Fewer days end with excess time and energy to write; fewer ideas endure the day. I am more focused and more present in my life - even when I am not, I am better at pretending.
On Monday, though, I just needed a place to fall apart, and I cared very little if I would be able to put the pieces of me back together.
Relying on God's grace, resting in his protection seemed easier before my daughter was killed. Perhaps I never did, and I am just now cognizant of the work it takes.
I didn't fall apart; I just ran from the feeling all week and God's grace found me in a funny place - an incessant pace of work - incessant. Sometimes when we run from God, we run right into him.
Working until the day has all of me it can take is more normal than not. It is evidence of prayers that have sustained me - that have built a bridge between the life I knew and the the life I have. I am thankful.
Every so often, without much warning, I seem to stop somewhere along the bridge and look down. I see the depth of the cavern I am crossing, and fear stifles me; I am frightened to keep walking, frightened to fall, frightened to go back.
I come home and pick up Taylor's cell phone, looking for her life.

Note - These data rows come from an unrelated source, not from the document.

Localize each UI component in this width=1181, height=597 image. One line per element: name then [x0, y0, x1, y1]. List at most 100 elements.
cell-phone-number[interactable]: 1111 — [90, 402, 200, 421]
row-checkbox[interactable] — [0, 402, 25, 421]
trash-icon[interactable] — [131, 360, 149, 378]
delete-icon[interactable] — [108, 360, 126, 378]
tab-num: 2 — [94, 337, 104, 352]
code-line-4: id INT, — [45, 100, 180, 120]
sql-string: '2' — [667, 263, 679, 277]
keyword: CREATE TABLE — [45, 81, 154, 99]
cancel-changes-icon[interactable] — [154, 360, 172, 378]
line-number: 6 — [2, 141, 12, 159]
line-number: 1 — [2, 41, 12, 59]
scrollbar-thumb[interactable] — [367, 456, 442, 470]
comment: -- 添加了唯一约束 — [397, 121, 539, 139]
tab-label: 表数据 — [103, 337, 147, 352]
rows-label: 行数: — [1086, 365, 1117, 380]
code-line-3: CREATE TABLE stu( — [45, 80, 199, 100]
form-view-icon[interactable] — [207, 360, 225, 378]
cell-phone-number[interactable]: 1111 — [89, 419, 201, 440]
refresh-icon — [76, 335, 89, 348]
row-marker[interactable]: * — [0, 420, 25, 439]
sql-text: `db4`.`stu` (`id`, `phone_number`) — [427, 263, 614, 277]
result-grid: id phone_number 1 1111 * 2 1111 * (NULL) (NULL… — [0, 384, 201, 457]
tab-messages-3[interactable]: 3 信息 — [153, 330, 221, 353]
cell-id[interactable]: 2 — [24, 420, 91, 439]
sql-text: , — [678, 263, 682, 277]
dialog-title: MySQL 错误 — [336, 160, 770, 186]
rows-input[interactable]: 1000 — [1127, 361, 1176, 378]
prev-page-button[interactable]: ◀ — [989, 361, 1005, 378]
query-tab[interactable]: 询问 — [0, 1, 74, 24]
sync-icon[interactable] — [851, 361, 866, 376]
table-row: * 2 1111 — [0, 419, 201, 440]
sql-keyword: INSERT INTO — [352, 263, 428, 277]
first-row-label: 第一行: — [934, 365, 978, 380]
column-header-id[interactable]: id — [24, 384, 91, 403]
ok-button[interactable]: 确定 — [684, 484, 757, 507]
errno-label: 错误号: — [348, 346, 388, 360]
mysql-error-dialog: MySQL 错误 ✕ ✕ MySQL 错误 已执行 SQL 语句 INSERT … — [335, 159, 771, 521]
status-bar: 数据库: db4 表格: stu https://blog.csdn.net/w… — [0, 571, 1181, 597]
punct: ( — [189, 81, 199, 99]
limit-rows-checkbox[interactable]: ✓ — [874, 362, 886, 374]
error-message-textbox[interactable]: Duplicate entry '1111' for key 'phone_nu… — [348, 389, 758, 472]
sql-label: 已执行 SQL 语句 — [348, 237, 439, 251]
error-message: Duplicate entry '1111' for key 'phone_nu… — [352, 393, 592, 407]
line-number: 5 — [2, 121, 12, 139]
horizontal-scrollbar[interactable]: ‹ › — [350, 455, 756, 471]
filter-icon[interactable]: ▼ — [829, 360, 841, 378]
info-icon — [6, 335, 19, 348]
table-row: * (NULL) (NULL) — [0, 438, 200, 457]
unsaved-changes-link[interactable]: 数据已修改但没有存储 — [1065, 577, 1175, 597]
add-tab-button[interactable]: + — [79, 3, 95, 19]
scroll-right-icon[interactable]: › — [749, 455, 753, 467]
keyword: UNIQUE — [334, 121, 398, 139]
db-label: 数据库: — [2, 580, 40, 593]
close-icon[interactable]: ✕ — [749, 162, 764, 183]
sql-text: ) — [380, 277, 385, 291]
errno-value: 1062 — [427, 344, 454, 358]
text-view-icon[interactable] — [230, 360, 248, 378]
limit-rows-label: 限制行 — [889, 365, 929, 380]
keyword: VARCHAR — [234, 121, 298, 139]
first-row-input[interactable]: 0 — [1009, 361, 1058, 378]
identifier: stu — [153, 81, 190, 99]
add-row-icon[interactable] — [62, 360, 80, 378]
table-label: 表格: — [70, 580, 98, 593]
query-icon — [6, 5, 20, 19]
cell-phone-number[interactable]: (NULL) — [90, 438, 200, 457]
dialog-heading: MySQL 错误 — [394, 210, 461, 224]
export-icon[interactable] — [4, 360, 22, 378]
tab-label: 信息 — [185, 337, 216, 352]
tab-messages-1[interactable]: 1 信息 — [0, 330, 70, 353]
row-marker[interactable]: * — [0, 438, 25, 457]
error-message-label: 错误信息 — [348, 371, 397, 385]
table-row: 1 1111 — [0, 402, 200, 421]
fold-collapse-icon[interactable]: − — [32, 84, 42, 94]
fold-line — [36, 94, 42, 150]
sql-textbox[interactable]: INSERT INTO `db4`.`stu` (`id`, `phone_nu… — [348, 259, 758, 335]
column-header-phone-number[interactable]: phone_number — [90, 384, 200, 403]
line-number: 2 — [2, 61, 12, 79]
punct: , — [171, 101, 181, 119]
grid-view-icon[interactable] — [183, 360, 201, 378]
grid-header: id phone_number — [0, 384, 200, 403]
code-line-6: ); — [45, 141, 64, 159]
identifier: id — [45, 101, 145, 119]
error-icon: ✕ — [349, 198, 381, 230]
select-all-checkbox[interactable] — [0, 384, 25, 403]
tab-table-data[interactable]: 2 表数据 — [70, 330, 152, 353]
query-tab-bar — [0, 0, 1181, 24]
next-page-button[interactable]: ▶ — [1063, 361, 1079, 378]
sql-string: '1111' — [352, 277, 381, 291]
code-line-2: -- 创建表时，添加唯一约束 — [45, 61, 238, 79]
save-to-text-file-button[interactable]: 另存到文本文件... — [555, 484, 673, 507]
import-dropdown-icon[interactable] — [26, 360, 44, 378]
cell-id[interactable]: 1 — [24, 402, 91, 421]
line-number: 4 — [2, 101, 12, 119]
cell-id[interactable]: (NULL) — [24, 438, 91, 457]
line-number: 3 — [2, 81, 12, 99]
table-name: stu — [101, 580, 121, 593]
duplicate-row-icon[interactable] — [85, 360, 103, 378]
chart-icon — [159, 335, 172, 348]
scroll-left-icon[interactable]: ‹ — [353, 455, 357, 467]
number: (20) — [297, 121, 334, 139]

The preacher Sunday, teaching on trials, offered this: Sometimes we shouldn't ask why. I've wrestled with these words and Hebrews 12 since listening Sunday morning and tonight draw this conclusion.
That peace that is ours to claim, the kind that surpasses all understanding - is sometimes found in the faithful courage of not asking why. It keeps us running, running for his grace and for the rooms he has prepared for us.